The Department of Biomedicine
BBB seminar

BBB seminar: Karin Dedek

The sixth sense: neural circuitry in the retina for magnetoreception in migratory birds

Main content

Karin Dedek
University of Oldenburg, Germany

Karin's research is in the field of the molecular basis of sensory biology. Recently a focus has been on the retinal circuitry involved in magnetoreception in night-migratory songbirds.

Night-migratory songbirds, such as European robins (Erithacus rubecula), make astounding journeys. They cover thousands of kilometers between their breeding and wintering grounds each year with surprising precision and are even able to find back to their favorite nesting hole or sleeping perch. How they find their way and navigate with such high precision is still not fully understood. Birds likely rely on the Earth’s magnetic field to determine the direction in which they want to migrate. Many studies suggest that this “magnetic compass sense” is light dependent and mediated by blue light sensors, called cryptochromes, which are expressed in the retina of night-migratory birds.

The cryptochrome 4a isoform is particularly suited as magnetosensory molecule because it shows a magnetic field effect in vitro. It is expressed in double cone photoreceptors. From there, magnetic information is likely sent to higher brain centers by retinal ganglion cells that project to the thalamus. However, the retinal circuitry that mediates magnetic signals from double cones to ganglion cells is not known.

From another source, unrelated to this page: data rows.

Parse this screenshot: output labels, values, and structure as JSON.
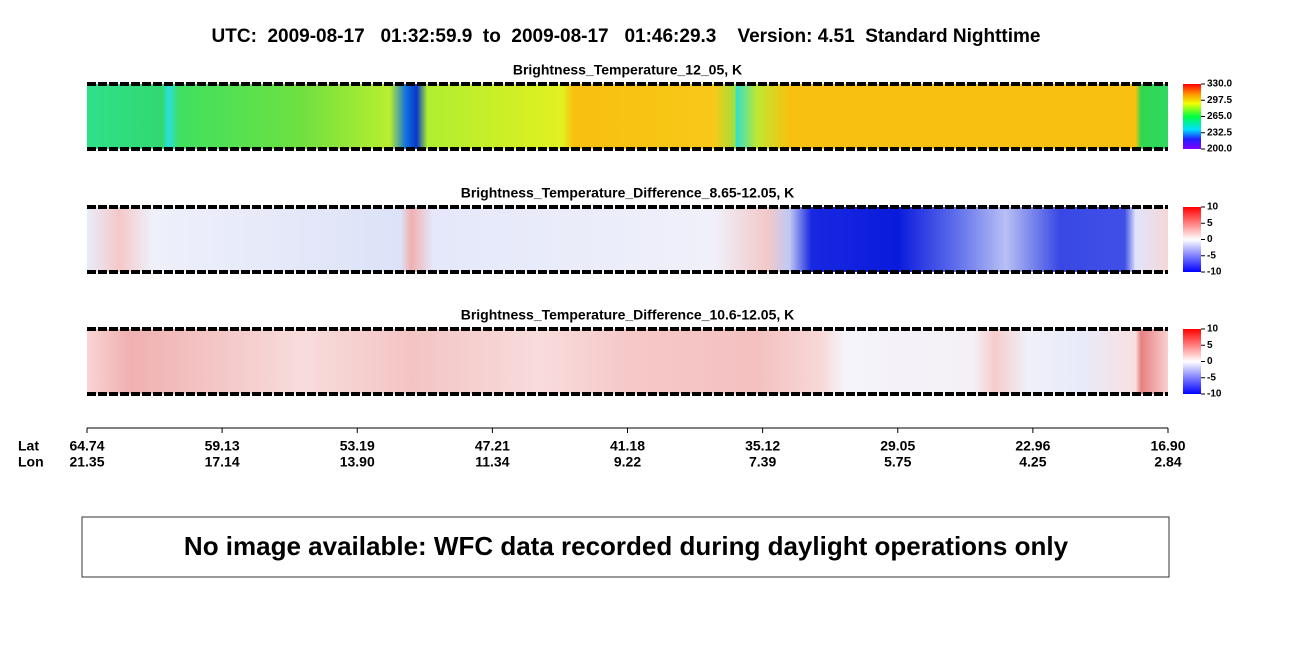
{
  "title": "UTC:  2009-08-17   01:32:59.9  to  2009-08-17   01:46:29.3    Version: 4.51  Standard Nighttime",
  "panels": [
    {
      "title": "Brightness_Temperature_12_05, K",
      "clim": [
        200,
        330
      ],
      "cticks": [
        {
          "value": 330,
          "label": "330.0"
        },
        297.5,
        {
          "value": 265,
          "label": "265.0"
        },
        232.5,
        {
          "value": 200,
          "label": "200.0"
        }
      ]
    },
    {
      "title": "Brightness_Temperature_Difference_8.65-12.05, K",
      "clim": [
        -10,
        10
      ],
      "cticks": [
        10,
        5,
        0,
        -5,
        -10
      ]
    },
    {
      "title": "Brightness_Temperature_Difference_10.6-12.05, K",
      "clim": [
        -10,
        10
      ],
      "cticks": [
        10,
        5,
        0,
        -5,
        -10
      ]
    }
  ],
  "axis": {
    "row_labels": [
      "Lat",
      "Lon"
    ],
    "lat": [
      "64.74",
      "59.13",
      "53.19",
      "47.21",
      "41.18",
      "35.12",
      "29.05",
      "22.96",
      "16.90"
    ],
    "lon": [
      "21.35",
      "17.14",
      "13.90",
      "11.34",
      "9.22",
      "7.39",
      "5.75",
      "4.25",
      "2.84"
    ]
  },
  "message": "No image available: WFC data recorded during daylight operations only"
}
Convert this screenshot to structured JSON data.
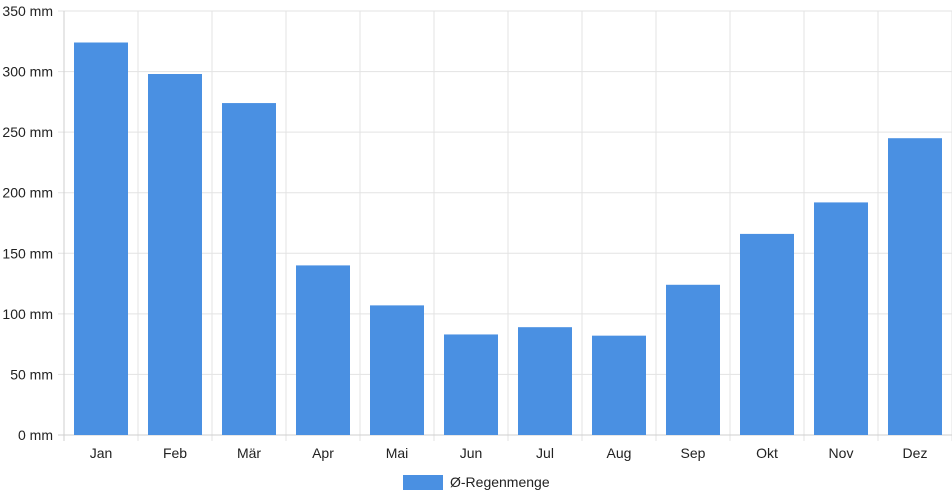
{
  "chart_data": {
    "type": "bar",
    "categories": [
      "Jan",
      "Feb",
      "Mär",
      "Apr",
      "Mai",
      "Jun",
      "Jul",
      "Aug",
      "Sep",
      "Okt",
      "Nov",
      "Dez"
    ],
    "series": [
      {
        "name": "Ø-Regenmenge",
        "values": [
          324,
          298,
          274,
          140,
          107,
          83,
          89,
          82,
          124,
          166,
          192,
          245
        ],
        "color": "#4a90e2"
      }
    ],
    "ylim": [
      0,
      350
    ],
    "yticks": [
      0,
      50,
      100,
      150,
      200,
      250,
      300,
      350
    ],
    "ytick_labels": [
      "0 mm",
      "50 mm",
      "100 mm",
      "150 mm",
      "200 mm",
      "250 mm",
      "300 mm",
      "350 mm"
    ],
    "grid": true,
    "legend": "bottom-center"
  }
}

To investigate this, we study the retinal distribution of double cones and the bipolar cells and horizontal cells they are contacting, using immunohistochemistry and reconstructions from serial EM data. We also investigate avian ganglion cells, for example by backtracking from the thalamus. In addition, we work towards electrophysiological measurements of avian double cones and analyze potential interaction partners of cryptochrome 4.